# Wavelengths: Length between 2nd-order fringes

## Homework Statement

Light of wavelenghs 4.80x10^2 nm and 632nm passes through two slits 0.52 mm apart. How far apart are the second-order fringes on a screen 1.6m away?

λ₁ = 4.80x10^2 nm = 4.80x10^-7m
λ₂ = 6.32x10^-7m
d = 0.52mm = 5.2x10^-4m
n = 2
L = 1.6

## Homework Equations

(Maxima/Bright)
x/L = nλ/d
(Minima/Dark)
x/L = (n - 1/2)λ/d

*subscript of X would be n in both cases

△x = | x₁ - x₂ |

## The Attempt at a Solution

I wasn't so sure which of the two formulas I would be using because there doesn't seem to be a clear indication as to whether or not it's bright/dark (this was what I mainly struggled with).

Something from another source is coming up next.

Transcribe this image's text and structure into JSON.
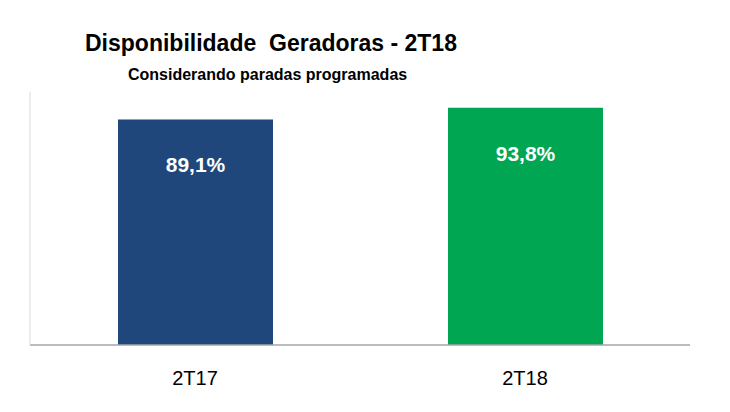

I tried using both but I don't understand if either of them are correct. I rearranged for x in both equations (moving the L variable to the right) and repeated it for each wavelength:

(A) Using dark:
x₁ = ((2 - 1/2)(4.80x10^-7)(1.6))/5.2x10^-4
x₁ = 2.2x10^-3m

x₂ = (2 - 1/2)(6.32x10^-7)(1.6))/5.2x10^-4
x₂ = 2.9x10^-3 m

△x = | 2.2x10^-3 - 2.9x10^-3 |
△x = 7.0x10^-4 m

(B) Using bright:
x₁ = ((2)(4.80x10^-7)(1.6))/5.2x10^-4
x₁ = 3.0x10^-3 m

x₂ = ((2)(1.6)(6.32x10^-7))/5.4x10^4
x₂ = 3.9x10^-3 m

△x = | 3.0x10^-3 - 3.9x10^-3 |
△x = 9.0x10^-4 m

They aren't too far off. I don't quite trust the textbook solutions since plenty of wavelength-related solutions were wrong. They did, however, use the formula for wavelengths with dark fringes...

## Answers and Replies

kuruman
Science Advisor
Homework Helper
Gold Member
If neither "bright" nor "dark" is explicitly mentioned, I would assume "bright", but that's my personal interpretation. Also, for better accuracy, I would first find an algebraic formula for Δx using just symbols and then put in the numbers.

Last edited:
I would first find an algebraic formula for Δx using just symbols and then put in the numbers.
Would that mean something like this?
Δx/L = λ/d
Δx = Lλ/d

kuruman
Science Advisor
Homework Helper
Gold Member
Would that mean something like this?
Δx/L = λ/d
Δx = Lλ/d
Not really, what happened to the ##n## in the expression? You need two expressions, one for each wavelength. It helps being organized.
1. For wavelength 1 you have ##x_1=nL\lambda_1/d##.
2. Write a similar expression for ##x_2##.
3. Find an algebraic expression for the difference ##x_2-x_1## for the second order fringes.
4. Put in the numbers.

On edit: My earlier statement that it doesn't matter if you use dark or bright fringes is incorrect. It does make a difference if the wavelengths are different. I edited that statement.